I expected the children to at least show up and wait with their mother’s body until the funeral home picked it up.  Is this the path we are headed? Are we Africans becoming like westerners when it comes to death? In the African context death is a serious issue, treated with fear and respect whereas in the west death is just another next step in the circle of life.

In Zimbabwean culture, like other African cultures, the burial of a deceased is very important because of the belief that when a person passes away, their spirit  moves to a new realm and wanders around until its brought back home and integrated  back in to the family as a  guardian spirit. As such, improperly done burial rites, have repercussions and can sentence the deceased’s spirit to perpetual wondering on this earth as a ghost.

And for the living, a restless spirit can go rogue causing loads of misfortune. Traditionally, a deceased is buried in their ancestral village, even city dwellers are oftentimes brought to their rural home. Customarily, death is greeted by loud grief stricken crying from family and friends who gather at the home of the deceased. Women take charge of the feeding the mourners.

Singing and dancing throughout the night is followed by a church service and body viewing and then burial typically on the third day. The three day waiting period was designed to allow for family members travelling from various parts of the country.  These days the waiting time is shorter due to improved travel and to cut down the cost of feeding an entire gathering of mourners.  Men handle the digging of the grave in the family burial plot.  
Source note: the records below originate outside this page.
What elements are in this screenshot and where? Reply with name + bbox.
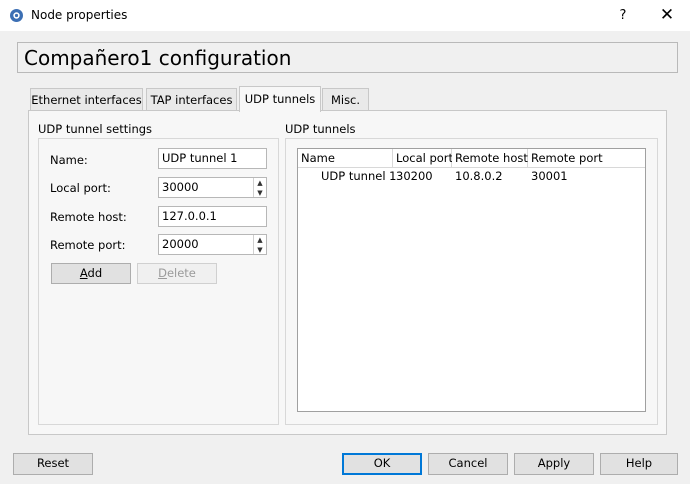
remote-port-stepper[interactable]: ▲ ▼ [253,235,266,254]
cell-name: UDP tunnel 1 [321,169,397,183]
delete-mnemonic: D [158,266,167,280]
tab-udp-tunnels[interactable]: UDP tunnels [239,86,321,112]
column-header-name[interactable]: Name [298,149,393,168]
name-field[interactable]: UDP tunnel 1 [158,148,267,169]
reset-button[interactable]: Reset [13,453,93,475]
add-label-rest: dd [87,266,103,280]
cell-remote-host: 10.8.0.2 [455,169,503,183]
local-port-stepper[interactable]: ▲ ▼ [253,178,266,197]
column-header-local-port[interactable]: Local port [393,149,453,168]
delete-label-rest: elete [166,266,196,280]
ok-button[interactable]: OK [342,453,422,475]
window-title: Node properties [31,8,128,22]
cell-remote-port: 30001 [531,169,568,183]
tunnels-group-title: UDP tunnels [285,122,356,136]
help-icon[interactable]: ? [608,5,638,27]
local-port-label: Local port: [50,181,111,195]
tab-ethernet-interfaces[interactable]: Ethernet interfaces [30,88,143,110]
settings-group-title: UDP tunnel settings [38,122,153,136]
remote-host-label: Remote host: [50,210,127,224]
spin-down-icon[interactable]: ▼ [254,188,266,198]
remote-port-value: 20000 [162,237,199,251]
remote-port-spinbox[interactable]: 20000 [158,234,267,255]
cell-local-port: 30200 [396,169,433,183]
add-button[interactable]: Add [51,263,131,284]
spin-up-icon[interactable]: ▲ [254,235,266,245]
local-port-value: 30000 [162,180,199,194]
tab-misc[interactable]: Misc. [322,88,369,110]
name-label: Name: [50,153,88,167]
add-mnemonic: A [79,266,88,280]
app-icon [9,8,24,23]
help-button[interactable]: Help [600,453,678,475]
apply-button[interactable]: Apply [514,453,594,475]
column-header-remote-port[interactable]: Remote port [528,149,645,168]
spin-up-icon[interactable]: ▲ [254,178,266,188]
local-port-spinbox[interactable]: 30000 [158,177,267,198]
page-title: Compañero1 configuration [24,46,292,70]
remote-host-field[interactable]: 127.0.0.1 [158,206,267,227]
delete-button[interactable]: Delete [137,263,217,284]
cancel-button[interactable]: Cancel [428,453,508,475]
tab-tap-interfaces[interactable]: TAP interfaces [146,88,237,110]
spin-down-icon[interactable]: ▼ [254,245,266,255]
remote-port-label: Remote port: [50,238,126,252]
close-icon[interactable]: ✕ [652,4,682,26]
udp-tunnels-table[interactable]: Name Local port Remote host Remote port … [297,148,646,412]
table-row[interactable]: UDP tunnel 1 30200 10.8.0.2 30001 [298,168,645,185]
column-header-remote-host[interactable]: Remote host [452,149,528,168]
Burial usually occurs early morning or  evening, times when the temperatures are cool, because it is believed  that’s spirits  are not active when it’s hot (midday) and so if one is buried at midday there will be no one to receive him in the spirit realm and may end up wandering around. After the burial, most of the mourners return to their homes leaving a few relatives to stay and comfort those closest to the deceased.
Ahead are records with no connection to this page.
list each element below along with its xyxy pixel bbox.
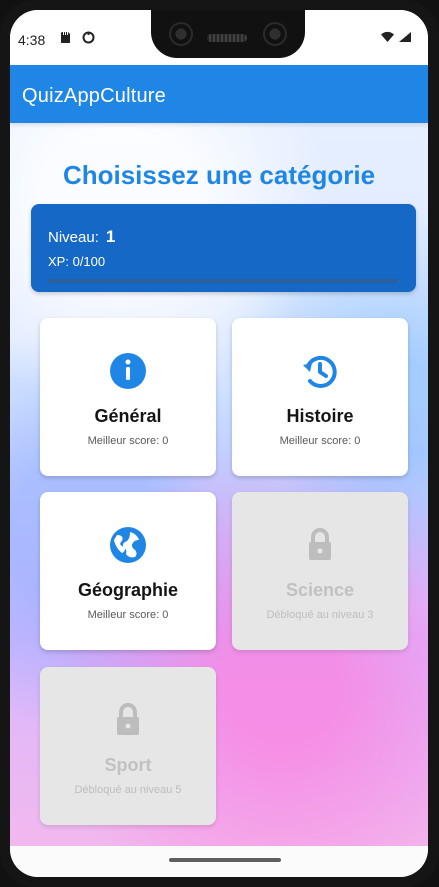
page-heading: Choisissez une catégorie: [62, 160, 376, 190]
speaker-grill: [207, 34, 247, 42]
home-indicator[interactable]: [169, 858, 281, 862]
app-title: QuizAppCulture: [22, 85, 166, 107]
phone-frame: 4:38 QuizAppCulture Choisissez une catég…: [0, 0, 439, 887]
category-card-general[interactable]: Général Meilleur score: 0: [40, 318, 216, 476]
status-bar: 4:38: [10, 10, 428, 65]
category-title: Général: [94, 406, 162, 426]
globe-icon: [110, 527, 146, 563]
progress-card: Niveau: 1 XP: 0/100: [31, 204, 416, 292]
xp-progress-bar: [48, 279, 398, 283]
category-title: Science: [285, 580, 355, 600]
signal-icon: [399, 32, 411, 42]
app-bar: QuizAppCulture: [10, 65, 428, 123]
category-title: Géographie: [77, 580, 179, 600]
history-icon: [303, 355, 337, 388]
lock-icon: [117, 703, 139, 735]
front-camera-right: [263, 22, 287, 46]
camera-notch: [151, 10, 305, 58]
status-right-icons: [380, 31, 412, 43]
xp-value: 0/100: [72, 254, 106, 269]
status-left-icons: [59, 31, 95, 44]
category-subtitle: Meilleur score: 0: [279, 435, 361, 447]
category-subtitle: Débloqué au niveau 5: [74, 784, 182, 796]
status-time: 4:38: [18, 32, 46, 48]
info-icon: [110, 353, 146, 389]
category-card-geography[interactable]: Géographie Meilleur score: 0: [40, 492, 216, 650]
level-row: Niveau: 1: [48, 227, 115, 247]
category-card-sport[interactable]: Sport Débloqué au niveau 5: [40, 667, 216, 825]
wifi-icon: [381, 31, 394, 42]
level-value: 1: [105, 227, 116, 246]
category-subtitle: Débloqué au niveau 3: [266, 609, 374, 621]
circle-icon: [82, 31, 95, 44]
category-card-history[interactable]: Histoire Meilleur score: 0: [232, 318, 408, 476]
lock-icon: [309, 528, 331, 560]
sd-card-icon: [61, 32, 70, 43]
category-title: Histoire: [286, 406, 354, 426]
category-card-science[interactable]: Science Débloqué au niveau 3: [232, 492, 408, 650]
level-label: Niveau:: [48, 229, 99, 246]
xp-row: XP: 0/100: [48, 254, 105, 269]
front-camera-left: [169, 22, 193, 46]
xp-label: XP:: [48, 254, 69, 269]
category-title: Sport: [104, 755, 152, 775]
category-subtitle: Meilleur score: 0: [87, 609, 169, 621]
category-subtitle: Meilleur score: 0: [87, 435, 169, 447]
app-screen: 4:38 QuizAppCulture Choisissez une catég…: [10, 10, 428, 877]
The relatives’ role is to support, feed and console and they can remain with the bereaved for months. So back to the death of my fellow countrywoman, obviously due to the capitalistic nature of our new environment, where people live to work, it is impossible to take 3 days off work each time someone from you community passes away let alone taking 2 months to console a bereaved relative.

The stress of death combined with lack of social support in the diaspora can be too much to bear especially with young children to take care of.   In this case, the newly bereaved husband found himself with 4 kids between 16 years old and 18 months, to take care of.  Lucky for him, his wife had always sent his boys to grandma (her mother, his parents are deceased) each summer.  Because his mother in law already had a bond with his children, she was able to provide the children with the support and comfort they needed.    
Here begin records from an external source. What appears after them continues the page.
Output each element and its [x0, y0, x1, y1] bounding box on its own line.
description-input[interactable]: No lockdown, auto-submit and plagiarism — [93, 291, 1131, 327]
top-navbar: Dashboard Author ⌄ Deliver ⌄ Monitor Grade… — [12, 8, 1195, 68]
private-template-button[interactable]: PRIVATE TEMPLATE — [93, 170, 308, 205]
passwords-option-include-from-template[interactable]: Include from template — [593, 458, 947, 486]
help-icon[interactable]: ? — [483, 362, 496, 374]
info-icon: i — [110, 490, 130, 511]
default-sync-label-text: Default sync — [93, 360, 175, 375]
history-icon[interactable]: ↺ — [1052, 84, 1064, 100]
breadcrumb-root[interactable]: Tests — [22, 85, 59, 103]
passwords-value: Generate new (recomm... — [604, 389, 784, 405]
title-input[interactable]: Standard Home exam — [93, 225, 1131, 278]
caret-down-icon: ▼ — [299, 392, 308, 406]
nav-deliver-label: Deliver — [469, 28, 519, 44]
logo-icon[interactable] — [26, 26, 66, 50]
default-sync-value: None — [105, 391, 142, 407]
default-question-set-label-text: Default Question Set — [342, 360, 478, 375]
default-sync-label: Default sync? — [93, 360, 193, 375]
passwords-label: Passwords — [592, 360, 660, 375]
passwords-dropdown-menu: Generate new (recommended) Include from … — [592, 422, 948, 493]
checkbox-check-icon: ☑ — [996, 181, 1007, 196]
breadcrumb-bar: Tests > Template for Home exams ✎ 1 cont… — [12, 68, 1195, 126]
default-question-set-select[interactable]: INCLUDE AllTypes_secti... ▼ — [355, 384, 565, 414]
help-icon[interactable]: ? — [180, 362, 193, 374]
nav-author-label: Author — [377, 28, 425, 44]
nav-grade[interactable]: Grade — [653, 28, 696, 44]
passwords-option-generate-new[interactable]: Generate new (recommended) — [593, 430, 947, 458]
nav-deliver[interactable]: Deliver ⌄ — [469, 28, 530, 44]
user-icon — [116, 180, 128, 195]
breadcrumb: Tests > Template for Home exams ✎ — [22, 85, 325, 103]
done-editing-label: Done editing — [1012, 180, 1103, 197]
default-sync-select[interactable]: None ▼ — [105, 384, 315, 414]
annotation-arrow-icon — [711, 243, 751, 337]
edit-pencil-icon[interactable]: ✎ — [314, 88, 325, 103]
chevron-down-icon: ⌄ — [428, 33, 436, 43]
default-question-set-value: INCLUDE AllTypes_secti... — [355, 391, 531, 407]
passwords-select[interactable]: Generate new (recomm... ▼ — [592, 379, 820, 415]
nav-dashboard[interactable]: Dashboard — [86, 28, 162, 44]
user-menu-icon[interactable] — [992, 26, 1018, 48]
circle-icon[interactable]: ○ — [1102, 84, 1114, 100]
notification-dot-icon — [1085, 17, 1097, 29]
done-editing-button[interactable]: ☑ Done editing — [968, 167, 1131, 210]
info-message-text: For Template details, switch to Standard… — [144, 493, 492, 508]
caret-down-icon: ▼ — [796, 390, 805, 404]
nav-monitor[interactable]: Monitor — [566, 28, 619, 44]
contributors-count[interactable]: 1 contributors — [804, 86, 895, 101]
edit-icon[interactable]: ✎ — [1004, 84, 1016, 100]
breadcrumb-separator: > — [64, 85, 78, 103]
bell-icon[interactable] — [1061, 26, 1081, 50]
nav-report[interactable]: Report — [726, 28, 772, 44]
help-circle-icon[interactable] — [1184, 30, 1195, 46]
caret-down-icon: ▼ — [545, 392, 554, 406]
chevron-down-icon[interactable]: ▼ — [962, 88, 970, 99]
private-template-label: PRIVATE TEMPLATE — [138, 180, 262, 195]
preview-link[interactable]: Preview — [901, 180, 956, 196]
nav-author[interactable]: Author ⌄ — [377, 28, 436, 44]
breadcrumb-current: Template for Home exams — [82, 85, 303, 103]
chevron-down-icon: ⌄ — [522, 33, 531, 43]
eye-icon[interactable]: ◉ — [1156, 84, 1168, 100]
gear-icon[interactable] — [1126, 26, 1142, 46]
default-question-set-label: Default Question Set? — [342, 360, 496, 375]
Another advantage was that the children were fluent in their native language thanks to those summer trips to Harare. In my African community today, very few of the children born in the diaspora speak their parent’s language yet all Latino children and majority of Asian children are fluent in both English and their mother tongues. Unlike Asians & Latinos, we have allowed our language to die in the diaspora.

While it is understandable and expected that we will lose some complex cultural practices like death and burial rituals, we should be able to maintain at the very minimum our language.  We have a moral responsibility as parents, community leaders and opinion leaders to instill in our children especially those born and bred in the diaspora, the virtues of our language because language influences culture.